Although a federal court generally can’t block a prosecution to prevent a subsequent conviction, it can overturn a state court conviction after it has been upheld by a state’s highest court. That’s called the writ of habeas corpus.
But as Orin Kerr and DaveN observe at the Volokh law blog, the writ of habeas corpus doesn’t usually apply in Washington, D.C., which is not a state, and a challenge to a local court conviction can only be brought in the federal D.C. Circuit if it is first shown that post-conviction remedies in the local D.C. court system are “inadequate or ineffective.”
It’s not clear if a mere disagreement between the D.C. Circuit and the local D.C. courts about whether the gun ban is constitutional would be deemed by the D.C. Circuit to render local court procedures for challenging a gun ban conviction “inadequate or ineffective.”
So it’s not at all clear if a person convicted of gun possession can challenge the conviction in federal court after losing a challenge in the local D.C. courts.
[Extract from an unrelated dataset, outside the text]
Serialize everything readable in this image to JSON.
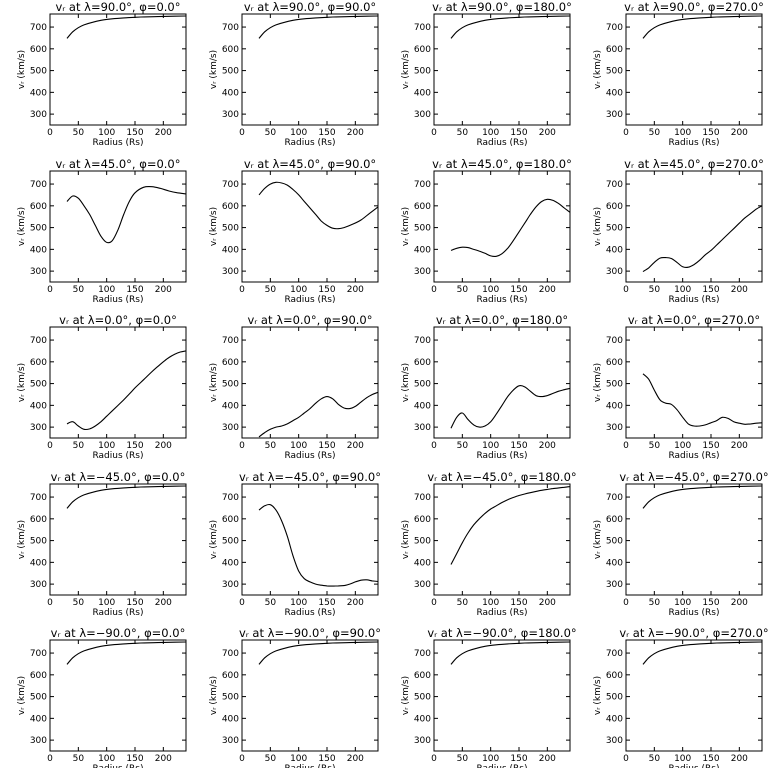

(On another note, it is conceivable that the D.C. local courts are themselves unconstitutional, since although they were set up by the federal government, they do not meet the requirements of Article III of the federal Constitution, and properly-constituted Article III federal courts already exist in the D.C. [namely, the federal D.C. Circuit, and the U.S. District Court it hears appeals from]).